The past few months in American life have been hard for Sean Hurley to comprehend. The NHPR reporter was struggling to keep up with changes in how we talk to each other, and act toward each other. Some of those shifts have been subtle, others less so. And then earlier this month, one of his favorite songwriters and poets died, Leonard Cohen, and he really felt like he was losing his way. So he grabbed his microphone and went outside….
I park my car and hide my key in a little cave of bark near the trail head and walk a while along the path to get the desk chair out from under me.
I’ve been sitting all morning, trying to work, but mostly just sitting. I feel lost, strange, wordless, moon-like and cold. Cold in the special meaning of that word I used when I was young. So I’ve come here to run or walk or stand somewhere, I’m not sure yet. And it’s not exactly up to me.
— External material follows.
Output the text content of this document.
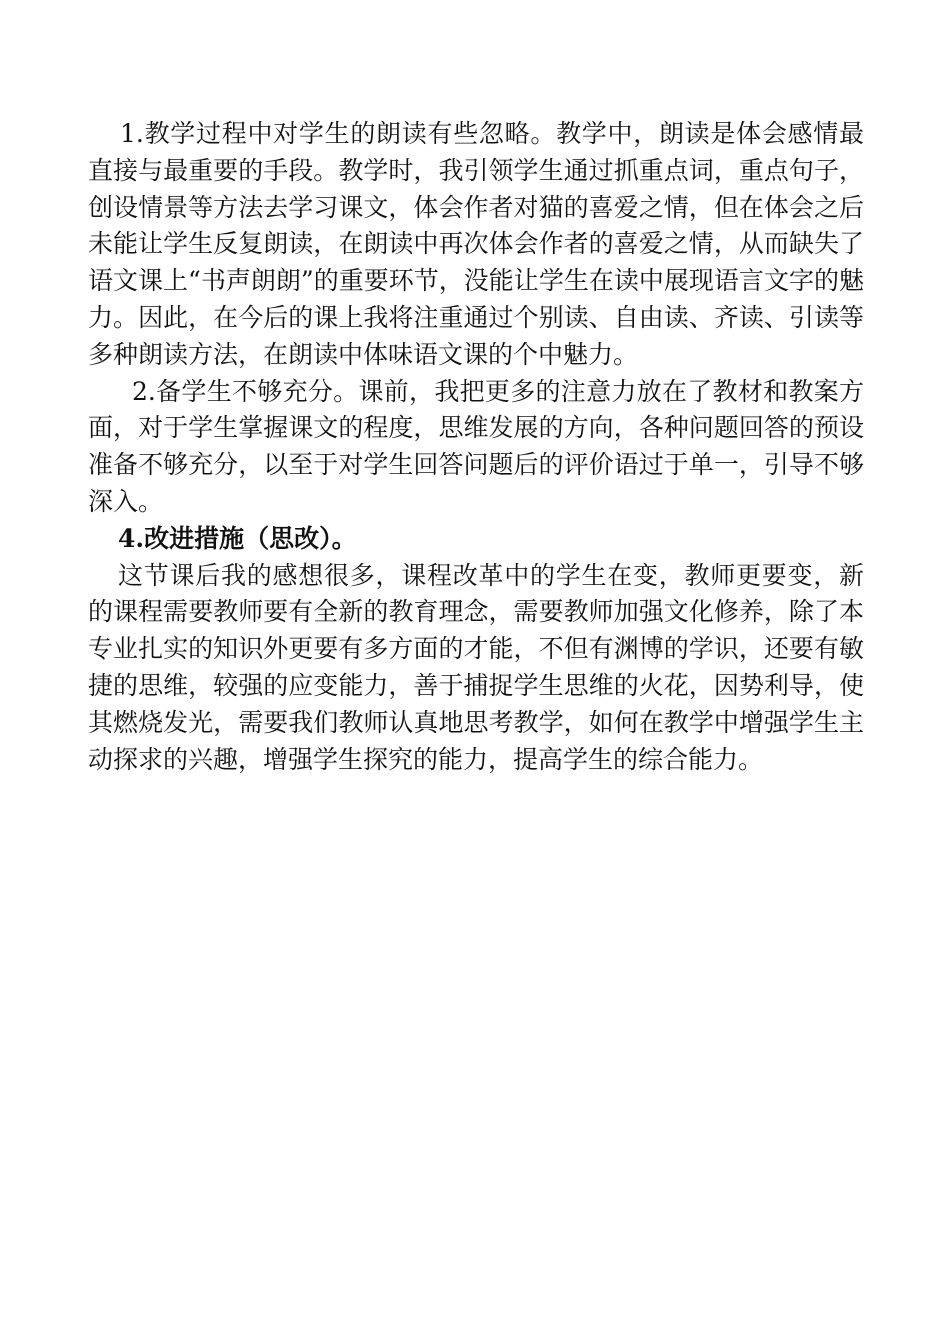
1.教学过程中对学生的朗读有些忽略。教学中，朗读是体会感情最直接与最重要的手段。教学时，我引领学生通过抓重点词，重点句子，创设情景等方法去学习课文，体会作者对猫的喜爱之情，但在体会之后未能让学生反复朗读，在朗读中再次体会作者的喜爱之情，从而缺失了语文课上“书声朗朗”的重要环节，没能让学生在读中展现语言文字的魅力。因此，在今后的课上我将注重通过个别读、自由读、齐读、引读等多种朗读方法，在朗读中体味语文课的个中魅力。

2.备学生不够充分。课前，我把更多的注意力放在了教材和教案方面，对于学生掌握课文的程度，思维发展的方向，各种问题回答的预设准备不够充分，以至于对学生回答问题后的评价语过于单一，引导不够深入。

4.改进措施（思改）。

这节课后我的感想很多，课程改革中的学生在变，教师更要变，新的课程需要教师要有全新的教育理念，需要教师加强文化修养，除了本专业扎实的知识外更要有多方面的才能，不但有渊博的学识，还要有敏捷的思维，较强的应变能力，善于捕捉学生思维的火花，因势利导，使其燃烧发光，需要我们教师认真地思考教学，如何在教学中增强学生主动探求的兴趣，增强学生探究的能力，提高学生的综合能力。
My body is like a horse I ride. A horse I let do what it pleases when I go to the woods. Sometimes the horse doesn’t run. Sometimes the horse doesn’t walk. Sometimes the horse just stands. You go your way, I’ll go your way too, Leonard Cohen wrote. A nine word poem on a no word poem kind of day.
Whispering away from the miles of official trail there are dozens of hard to spot secret paths made by mountain bikers I’ve never seen. I find the bat cave opening of one of these and the horse pushes us through.
This path is not a beaten down streak but a series of breadcrumbs. A tousled bed of trampled leaves in one place leads to a smooth belt of dirt between rocks and there comes a time when there is no next landmark - and we find ourselves on the edge of being lost. You go your way, I’ll go your way too, I say to the horse.
We take a few steps away and then a few steps more until the last known landmark cannot be seen and we are lost.
A brook rustles in the distance or it’s the wind or both and I remember how, when I was little, I used to get lost in the woods behind our house.
I was “cold” when I was young. That’s what I called it. Other people called it shy. “He’s shy,” they’d say. Later I would know this coldness, this shyness, as something else. As fear. I was afraid of all there was. Who I was. What the world was. And especially terrified of what might happen if they intersected.
I was 9 the first time I got lost in the woods. I panicked. Sound stopped, my vision blurred, I couldn’t breathe. I bolted. I ran as fast as I could for as long as I could. And then choking, crying, senseless, I stopped. I lay down on the ground. Beside me was a little pine tree. I stood up. Touched its needles. It was just my height and shape. The tree version of myself, I thought.
The second time I got lost, a few days later, I was out looking for my tree. I didn’t find it. I panicked, bolted, stopped. I lay down. There was no tree like me nearby, but there were some rocks and sticks and so I sat up and made a little house with them.
The third time I got lost I was looking for both. Though I panicked once more, this time I didn’t bolt. I lay down right away. Leaves fell from the sky like snow. I sat up and caught a leaf that came close. I made another little house of sticks and rocks, found another little tree that was just like me.
In this way I learned how to get lost.
Why I kept getting lost after that is simple. When I was lost, I was not cold. It was me and the earth and what happened when they came together. In the middle of nowhere, I was, finally, somewhere.
I began to get lost on purpose. If you ever get lost, I wanted to tell the world, here are the steps you must take. Lay down, find a tree, make a house, catch a leaf. If you ever feel cold the remedy is this: you must get lost.
We stand inside the wild house of the woods, my horse and I. Lost but no longer cold. We lay down together and look up at the sky. Somewhere near us we’ll find a tree that looks like us. Soon, we’ll make a house of rocks and sticks. The horse reaches out to catch a leaf. You go your way, I’ll go your way too.